We already have all the pieces:

  • We’ve got Goals which we try to sequence in a resonable order that leads to best outcome
  • We’ve got some fuzzy logic, which can be interpreted as a single-layer neural network performing limited but still non-trivial multi-dimensional evaluation.
  • We’ve also got some arbitrary logic written by hand for arbitary objects, but this can be generalized based on object’s properties.
  • We can easily record all game events via NetPacks
  • The state of game can also be represented as a finite vector of numbers
  • The desired behavior can be obtained from recording actions of any number of players on any number of maps and processed independently. This is virtually infinite source of training data.
  • Reacting to events can be extended to future scripted events, so AI will be able to handle scripts resonably.
  • Such system is expected to have constant processing time.

Requirements:

  • State vector representing all (or most of) game state via numbers
  • Action vector representing any action a player might take at any time, or random game event (not many of these I guess)
  • AI has to be able to perform every action that game allows
  • Action sequences can be recorded from human players, but also from current AI in a self-improving loop
  • Some automated server where players could upload their training data

Challenges:

  • Actually designing neutral network of certain size and structure that will suit the task ¯_(ツ)_/¯
  • Contain game state in a fixed-size vector of resonable size, no matter the size of the map or number of players.
    • Represent new objects added via mods in same format
    • Predict all the state vector and action parameters in advance - Embedding
    • Possibly a full game should be played so that:
  • We can determine the winner and make AI pursue winning strategies
  • AI can learn actions that lead to actual victory, and not just random exploration
  • Suitable amount of training data
  • Suitable processing power to pre-train the network
  • Final performance
  • Answers might not be exactly correct, like AI trying to visit tile (1, 2) instead of (0, 3) or whatever. Still, we’ve got server that stops AI from taking illegal actions and AI can always correct itself with the following action.
    • This alone won’t stop AI from taking heavy losses in battles due to poor battle AI.

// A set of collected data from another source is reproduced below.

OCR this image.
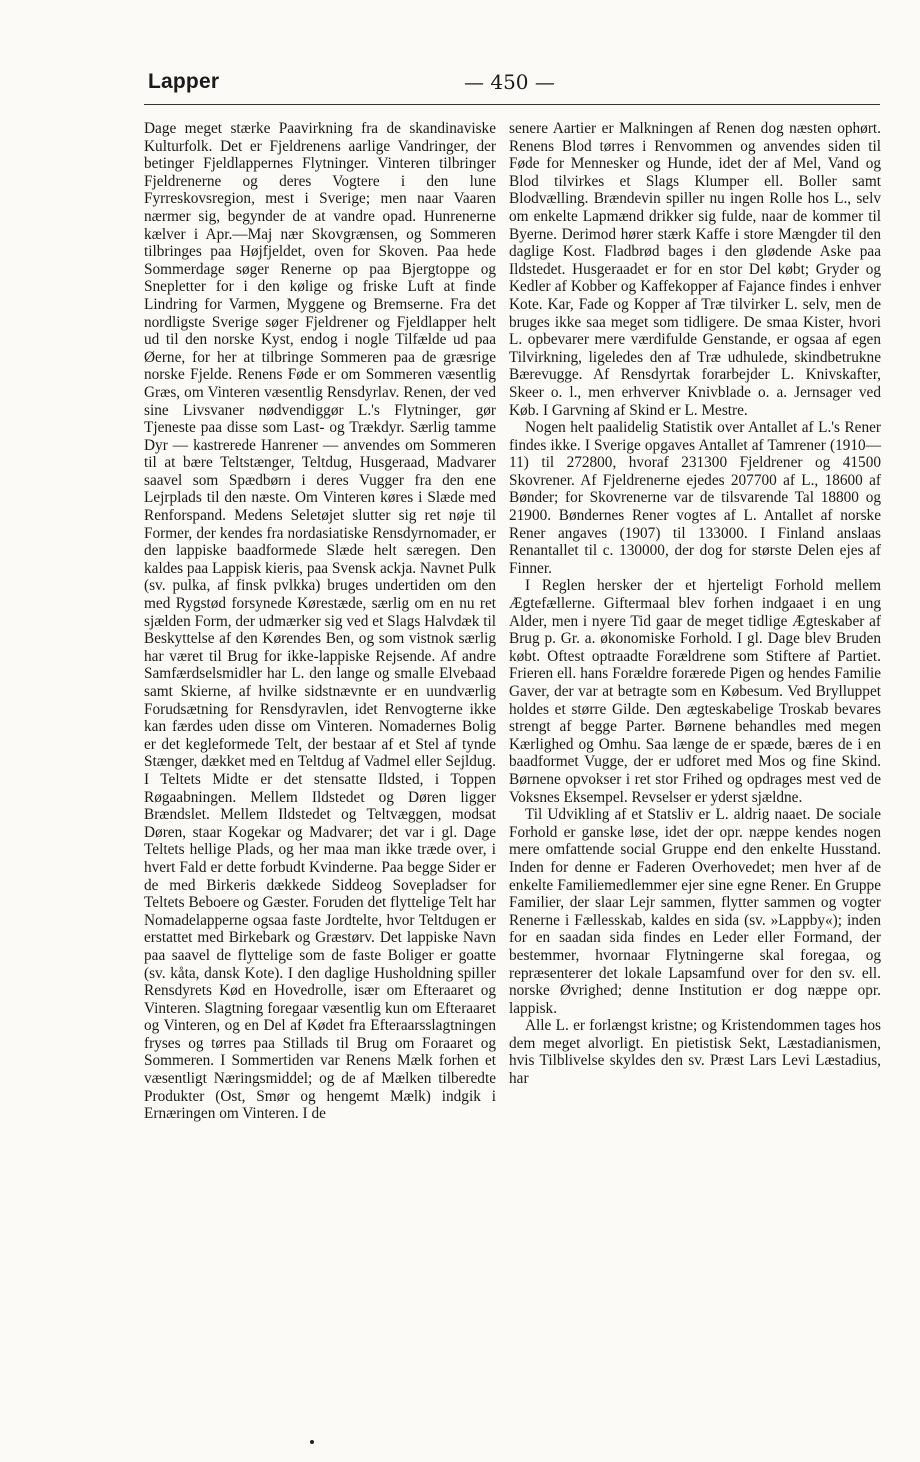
Lapper	— 450 —

Dage meget stærke Paavirkning fra de skandinaviske Kulturfolk. Det er Fjeldrenens aarlige Vandringer, der betinger Fjeldlappernes Flytninger. Vinteren tilbringer Fjeldrenerne og deres Vogtere i den lune Fyrreskovsregion, mest i Sverige; men naar Vaaren nærmer sig, begynder de at vandre opad. Hunrenerne kælver i Apr.—Maj nær Skovgrænsen, og Sommeren tilbringes paa Højfjeldet, oven for Skoven. Paa hede Sommerdage søger Renerne op paa Bjergtoppe og Snepletter for i den kølige og friske Luft at finde Lindring for Varmen, Myggene og Bremserne. Fra det nordligste Sverige søger Fjeldrener og Fjeldlapper helt ud til den norske Kyst, endog i nogle Tilfælde ud paa Øerne, for her at tilbringe Sommeren paa de græsrige norske Fjelde. Renens Føde er om Sommeren væsentlig Græs, om Vinteren væsentlig Rensdyrlav. Renen, der ved sine Livsvaner nødvendiggør L.'s Flytninger, gør Tjeneste paa disse som Last- og Trækdyr. Særlig tamme Dyr — kastrerede Hanrener — anvendes om Sommeren til at bære Teltstænger, Teltdug, Husgeraad, Madvarer saavel som Spædbørn i deres Vugger fra den ene Lejrplads til den næste. Om Vinteren køres i Slæde med Renforspand. Medens Seletøjet slutter sig ret nøje til Former, der kendes fra nordasiatiske Rensdyrnomader, er den lappiske baadformede Slæde helt særegen. Den kaldes paa Lappisk kieris, paa Svensk ackja. Navnet Pulk (sv. pulka, af finsk pvlkka) bruges undertiden om den med Rygstød forsynede Kørestæde, særlig om en nu ret sjælden Form, der udmærker sig ved et Slags Halvdæk til Beskyttelse af den Kørendes Ben, og som vistnok særlig har været til Brug for ikke-lappiske Rejsende. Af andre Samfærdselsmidler har L. den lange og smalle Elvebaad samt Skierne, af hvilke sidstnævnte er en uundværlig Forudsætning for Rensdyravlen, idet Renvogterne ikke kan færdes uden disse om Vinteren. Nomadernes Bolig er det kegleformede Telt, der bestaar af et Stel af tynde Stænger, dækket med en Teltdug af Vadmel eller Sejldug. I Teltets Midte er det stensatte Ildsted, i Toppen Røgaabningen. Mellem Ildstedet og Døren ligger Brændslet. Mellem Ildstedet og Teltvæggen, modsat Døren, staar Kogekar og Madvarer; det var i gl. Dage Teltets hellige Plads, og her maa man ikke træde over, i hvert Fald er dette forbudt Kvinderne. Paa begge Sider er de med Birkeris dækkede Siddeog Sovepladser for Teltets Beboere og Gæster. Foruden det flyttelige Telt har Nomadelapperne ogsaa faste Jordtelte, hvor Teltdugen er erstattet med Birkebark og Græstørv. Det lappiske Navn paa saavel de flyttelige som de faste Boliger er goatte (sv. kåta, dansk Kote). I den daglige Husholdning spiller Rensdyrets Kød en Hovedrolle, især om Efteraaret og Vinteren. Slagtning foregaar væsentlig kun om Efteraaret og Vinteren, og en Del af Kødet fra Efteraarsslagtningen fryses og tørres paa Stillads til Brug om Foraaret og Sommeren. I Sommertiden var Renens Mælk forhen et væsentligt Næringsmiddel; og de af Mælken tilberedte Produkter (Ost, Smør og hengemt Mælk) indgik i Ernæringen om Vinteren. I de

senere Aartier er Malkningen af Renen dog næsten ophørt. Renens Blod tørres i Renvommen og anvendes siden til Føde for Mennesker og Hunde, idet der af Mel, Vand og Blod tilvirkes et Slags Klumper ell. Boller samt Blodvælling. Brændevin spiller nu ingen Rolle hos L., selv om enkelte Lapmænd drikker sig fulde, naar de kommer til Byerne. Derimod hører stærk Kaffe i store Mængder til den daglige Kost. Fladbrød bages i den glødende Aske paa Ildstedet. Husgeraadet er for en stor Del købt; Gryder og Kedler af Kobber og Kaffekopper af Fajance findes i enhver Kote. Kar, Fade og Kopper af Træ tilvirker L. selv, men de bruges ikke saa meget som tidligere. De smaa Kister, hvori L. opbevarer mere værdifulde Genstande, er ogsaa af egen Tilvirkning, ligeledes den af Træ udhulede, skindbetrukne Bærevugge. Af Rensdyrtak forarbejder L. Knivskafter, Skeer o. l., men erhverver Knivblade o. a. Jernsager ved Køb. I Garvning af Skind er L. Mestre.

Nogen helt paalidelig Statistik over Antallet af L.'s Rener findes ikke. I Sverige opgaves Antallet af Tamrener (1910—11) til 272800, hvoraf 231300 Fjeldrener og 41500 Skovrener. Af Fjeldrenerne ejedes 207700 af L., 18600 af Bønder; for Skovrenerne var de tilsvarende Tal 18800 og 21900. Bøndernes Rener vogtes af L. Antallet af norske Rener angaves (1907) til 133000. I Finland anslaas Renantallet til c. 130000, der dog for største Delen ejes af Finner.

I Reglen hersker der et hjerteligt Forhold mellem Ægtefællerne. Giftermaal blev forhen indgaaet i en ung Alder, men i nyere Tid gaar de meget tidlige Ægteskaber af Brug p. Gr. a. økonomiske Forhold. I gl. Dage blev Bruden købt. Oftest optraadte Forældrene som Stiftere af Partiet. Frieren ell. hans Forældre forærede Pigen og hendes Familie Gaver, der var at betragte som en Købesum. Ved Brylluppet holdes et større Gilde. Den ægteskabelige Troskab bevares strengt af begge Parter. Børnene behandles med megen Kærlighed og Omhu. Saa længe de er spæde, bæres de i en baadformet Vugge, der er udforet med Mos og fine Skind. Børnene opvokser i ret stor Frihed og opdrages mest ved de Voksnes Eksempel. Revselser er yderst sjældne.

Til Udvikling af et Statsliv er L. aldrig naaet. De sociale Forhold er ganske løse, idet der opr. næppe kendes nogen mere omfattende social Gruppe end den enkelte Husstand. Inden for denne er Faderen Overhovedet; men hver af de enkelte Familiemedlemmer ejer sine egne Rener. En Gruppe Familier, der slaar Lejr sammen, flytter sammen og vogter Renerne i Fællesskab, kaldes en sida (sv. »Lappby«); inden for en saadan sida findes en Leder eller Formand, der bestemmer, hvornaar Flytningerne skal foregaa, og repræsenterer det lokale Lapsamfund over for den sv. ell. norske Øvrighed; denne Institution er dog næppe opr. lappisk.

Alle L. er forlængst kristne; og Kristendommen tages hos dem meget alvorligt. En pietistisk Sekt, Læstadianismen, hvis Tilblivelse skyldes den sv. Præst Lars Levi Læstadius, har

I don’t have even slightest estimation of numbers required. However, if Stable Diffusion needs only 4 GB model and can generate all kinds of images on RTX 3050 from that, it can’t be too bad.

A bunch of misc ideas:

  • Nullkiller does a great work of reading bank configs to simple numbers, we should do that for as many objects as possible.

  • Monsters should be represented by their bonuses and not just IDs. Same for Artifacts, town buildings and such.

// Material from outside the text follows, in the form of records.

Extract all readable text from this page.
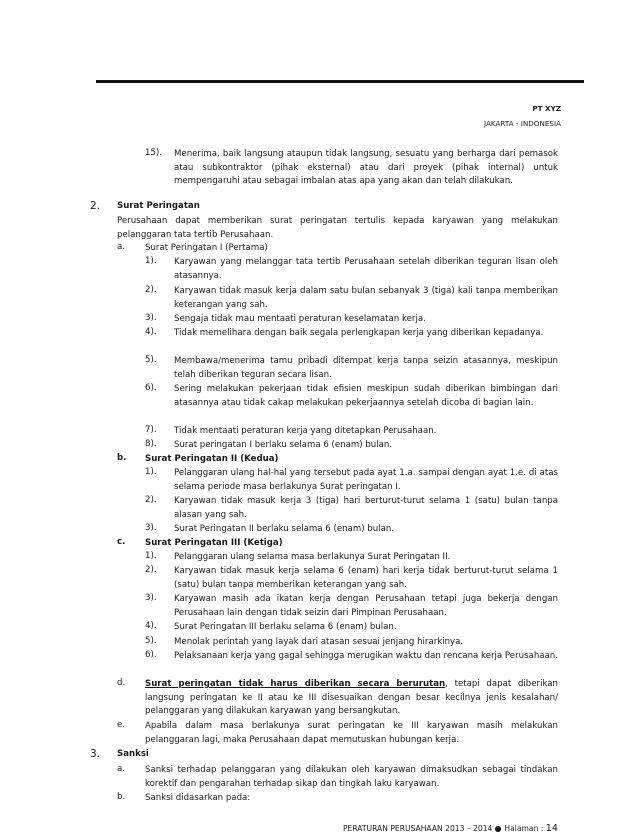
PT XYZ
JAKARTA - INDONESIA
15). Menerima, baik langsung ataupun tidak langsung, sesuatu yang berharga dari pemasok atau subkontraktor (pihak eksternal) atau dari proyek (pihak internal) untuk mempengaruhi atau sebagai imbalan atas apa yang akan dan telah dilakukan.
2. Surat Peringatan
Perusahaan dapat memberikan surat peringatan tertulis kepada karyawan yang melakukan pelanggaran tata tertib Perusahaan.
a. Surat Peringatan I (Pertama)
1). Karyawan yang melanggar tata tertib Perusahaan setelah diberikan teguran lisan oleh atasannya.
2). Karyawan tidak masuk kerja dalam satu bulan sebanyak 3 (tiga) kali tanpa memberikan keterangan yang sah.
3). Sengaja tidak mau mentaati peraturan keselamatan kerja.
4). Tidak memelihara dengan baik segala perlengkapan kerja yang diberikan kepadanya.
5). Membawa/menerima tamu pribadi ditempat kerja tanpa seizin atasannya, meskipun telah diberikan teguran secara lisan.
6). Sering melakukan pekerjaan tidak efisien meskipun sudah diberikan bimbingan dari atasannya atau tidak cakap melakukan pekerjaannya setelah dicoba di bagian lain.
7). Tidak mentaati peraturan kerja yang ditetapkan Perusahaan.
8). Surat peringatan I berlaku selama 6 (enam) bulan.
b. Surat Peringatan II (Kedua)
1). Pelanggaran ulang hal-hal yang tersebut pada ayat 1.a. sampai dengan ayat 1.e. di atas selama periode masa berlakunya Surat peringatan I.
2). Karyawan tidak masuk kerja 3 (tiga) hari berturut-turut selama 1 (satu) bulan tanpa alasan yang sah.
3). Surat Peringatan II berlaku selama 6 (enam) bulan.
c. Surat Peringatan III (Ketiga)
1). Pelanggaran ulang selama masa berlakunya Surat Peringatan II.
2). Karyawan tidak masuk kerja selama 6 (enam) hari kerja tidak berturut-turut selama 1 (satu) bulan tanpa memberikan keterangan yang sah.
3). Karyawan masih ada ikatan kerja dengan Perusahaan tetapi juga bekerja dengan Perusahaan lain dengan tidak seizin dari Pimpinan Perusahaan.
4). Surat Peringatan III berlaku selama 6 (enam) bulan.
5). Menolak perintah yang layak dari atasan sesuai jenjang hirarkinya.
6). Pelaksanaan kerja yang gagal sehingga merugikan waktu dan rencana kerja Perusahaan.
d. Surat peringatan tidak harus diberikan secara berurutan, tetapi dapat diberikan langsung peringatan ke II atau ke III disesuaikan dengan besar kecilnya jenis kesalahan/ pelanggaran yang dilakukan karyawan yang bersangkutan.
e. Apabila dalam masa berlakunya surat peringatan ke III karyawan masih melakukan pelanggaran lagi, maka Perusahaan dapat memutuskan hubungan kerja.
3. Sanksi
a. Sanksi terhadap pelanggaran yang dilakukan oleh karyawan dimaksudkan sebagai tindakan korektif dan pengarahan terhadap sikap dan tingkah laku karyawan.
b. Sanksi didasarkan pada:
PERATURAN PERUSAHAAN 2013 – 2014 Halaman : 14
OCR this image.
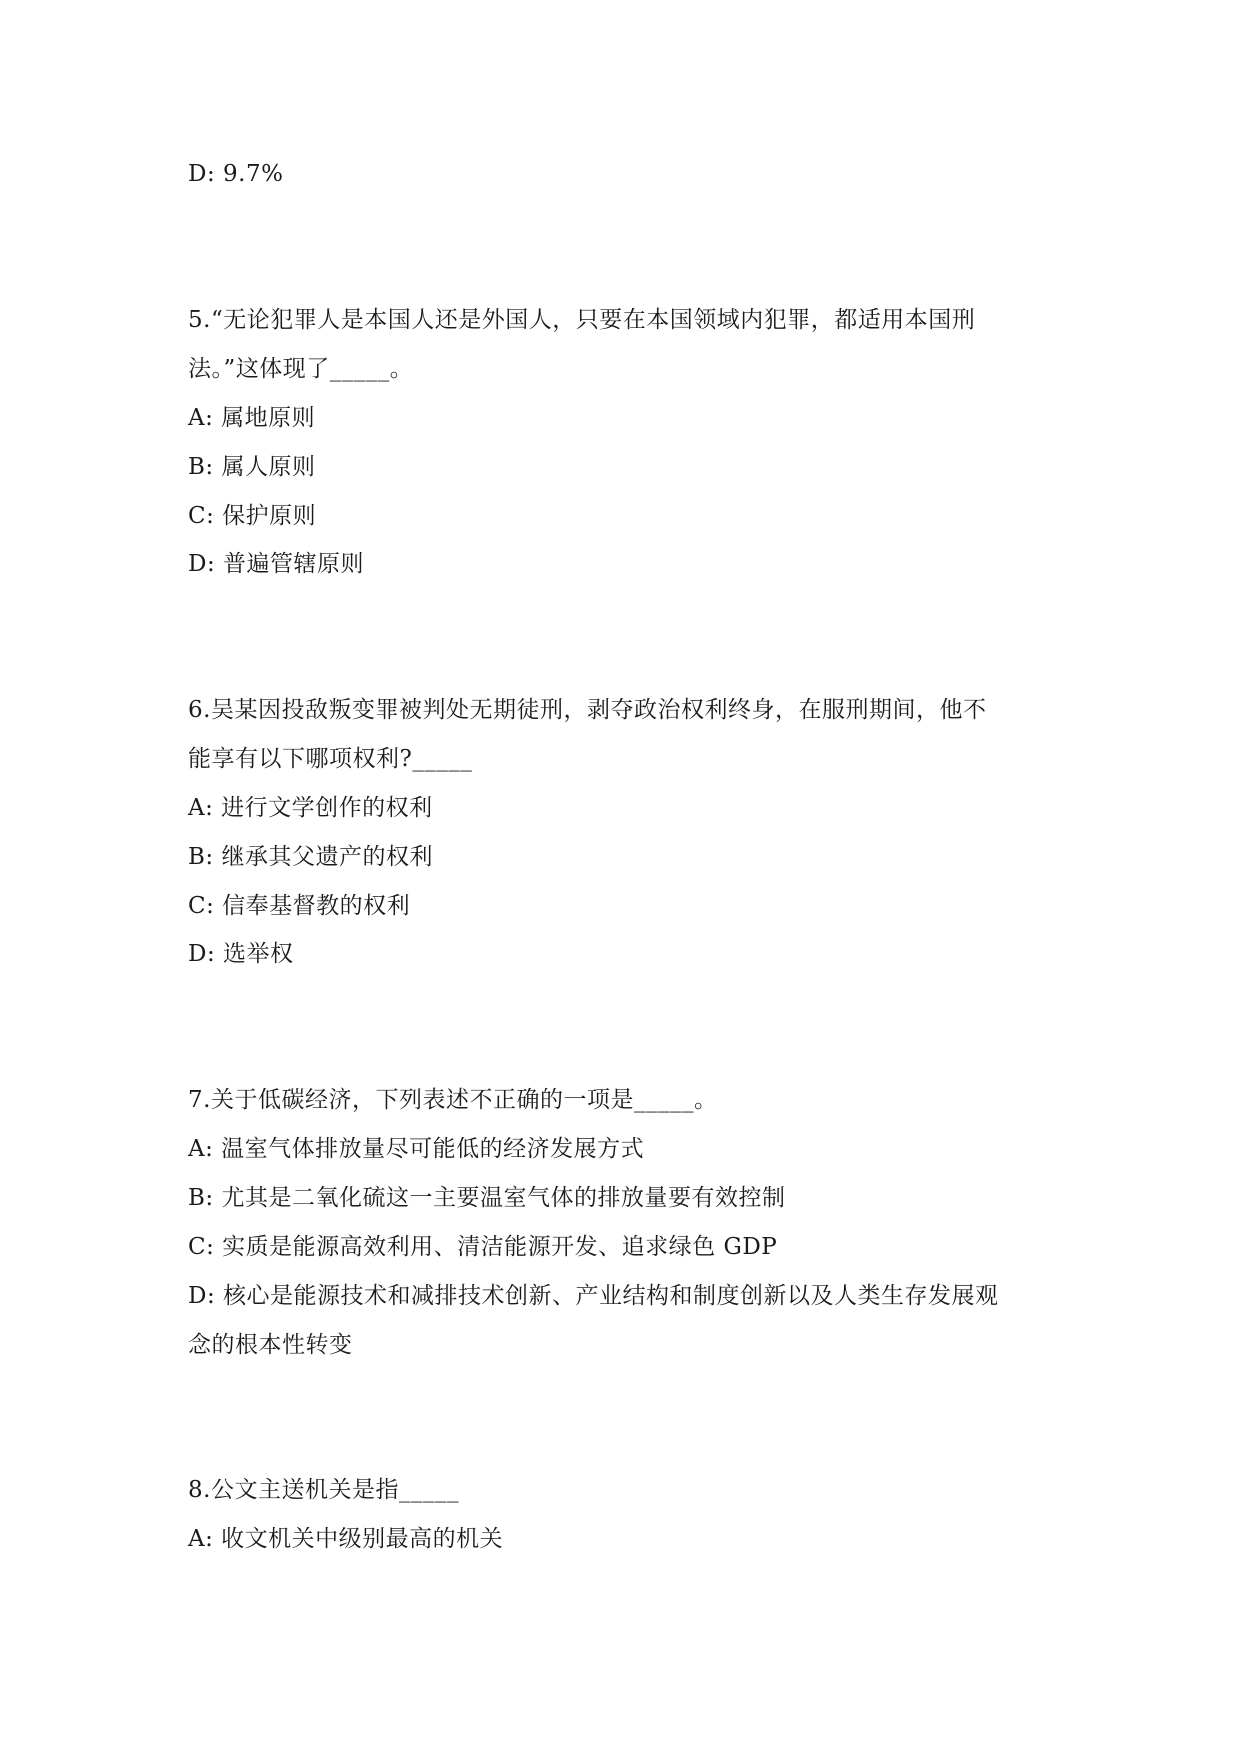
D: 9.7%
5.“无论犯罪人是本国人还是外国人，只要在本国领域内犯罪，都适用本国刑
法。”这体现了_____。
A: 属地原则
B: 属人原则
C: 保护原则
D: 普遍管辖原则
6.吴某因投敌叛变罪被判处无期徒刑，剥夺政治权利终身，在服刑期间，他不
能享有以下哪项权利?_____
A: 进行文学创作的权利
B: 继承其父遗产的权利
C: 信奉基督教的权利
D: 选举权
7.关于低碳经济，下列表述不正确的一项是_____。
A: 温室气体排放量尽可能低的经济发展方式
B: 尤其是二氧化硫这一主要温室气体的排放量要有效控制
C: 实质是能源高效利用、清洁能源开发、追求绿色 GDP
D: 核心是能源技术和减排技术创新、产业结构和制度创新以及人类生存发展观
念的根本性转变
8.公文主送机关是指_____
A: 收文机关中级别最高的机关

  • Unlimited size of the map can be reduced to limited number of “new object discovered” events. This will also make AI explore naturally.

  • Do not save illegal actions which were denied by server.

  • We can fine-tune AI with human-in-the-loop training. That’s distant future though.

  • Similiar approach can be adapted to Battle AI, which again is a sequence of actions, and the possibility space is very limited. In fact it will be way easier.

Thoughts? Opinions?

2 Likes

It’s not a bad idea. I like to make simple programs in Java or Lua for modding other games. ChatGPT was very useful for that. It’s not 100% great with logic, so you have to double-check everything it does. Sometimes it makes garbage that at first glance looks useful.

It seems that models that feed “action tokens” to transformers already exist in robotics, so this idea might actually be very realistic as I pitched it initially.